Drain Bump
Fast forward two months. The new job has me running ragged. I haven’t worked this hard—literally—in over four years. Hey, I worked in government; what do you expect? My days are long and exhausting; I spend my spare time trying to balance sleep and spending some time with my wife. Did I mention I still have outside contract work duties? Needless to say things have had to give and the first to go was my daily gym visit and the second to go was my focus on healthful eating. I suffer as a result, I know this. I feel badly (both in terms of general well-being and guilt-wise), I’m gaining weight and I’m not at my peak in terms of any of the things I need to do. My mood is sketchy; my energy level is limp; my stress in occasionally unmanageable. The time to change is now.
Somehow, the menacing voice in my head knew this would happen. I stare at the box of coconut and caramel bliss on my desk, delivered fresh this morning by a jovial but wicked co-worker to whom I gleefully handed over my lunch money in exchange for his product. “There’s more where these came from,” he offered. I glanced down, shamed, and out of the corner of my eye his face twisted and distorted into a devilishly inhuman grin like those creepy guys from the Buffy the Vampire Slayer episode, “Hush.” When I looked back quickly, it was gone. He was normal. “Enjoy!” he cried and inside I wept.
The voice is back now, harsher and less soothing. It implores me to eat. And eat and eat. The discomfort I’ve felt of late: It is not some silly weakening of resolve and atrophing of muscle tissue. I am not weary from long hours and hectic schedules and pressure from many disparate sources. No, the voice assures me, all I have been missing are these cookies.

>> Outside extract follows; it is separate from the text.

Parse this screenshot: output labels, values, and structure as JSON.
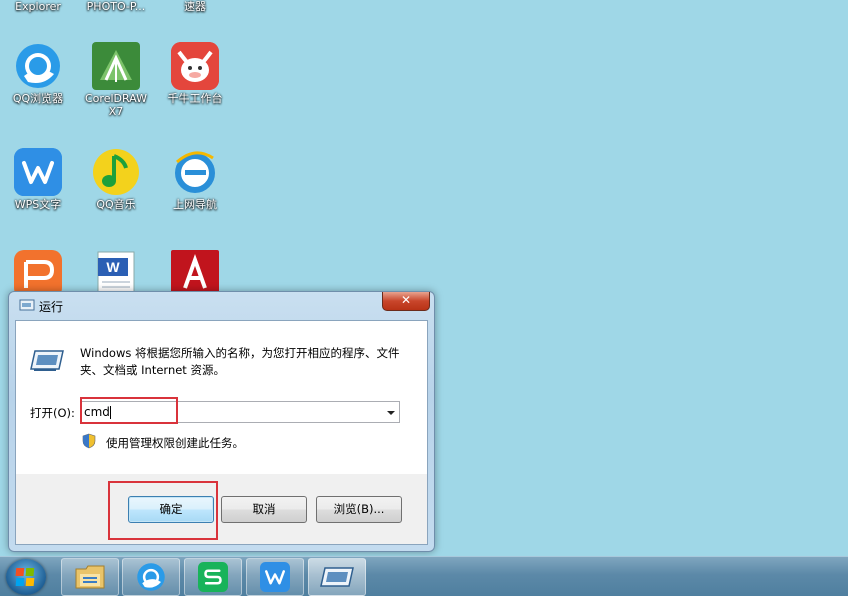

I turned the boxes around so the bottoms face me and the tops are pushed against the tan/grey fabric of the cube wall. A printed message on the box bottom reads, “Open Other End.” As I read it, over and over, it comes through in the voice’s now grating rasp. It doesn’t seem like a helpful consumer warning, it reads like a dictum urging me to action. My resolve, already weak, slips like a sweaty finger clinging to edge of a sheer cliff. The voice returns now, given shape and form and it brings its foot down on my clutching grap, cracking fingers beneath a patent leather shoe. I tumble and my final vision is that of the voice’s physical manifestation, wearing a green sash dotted by hand-sewn patches, glaring down with triumphantly burning red eyes.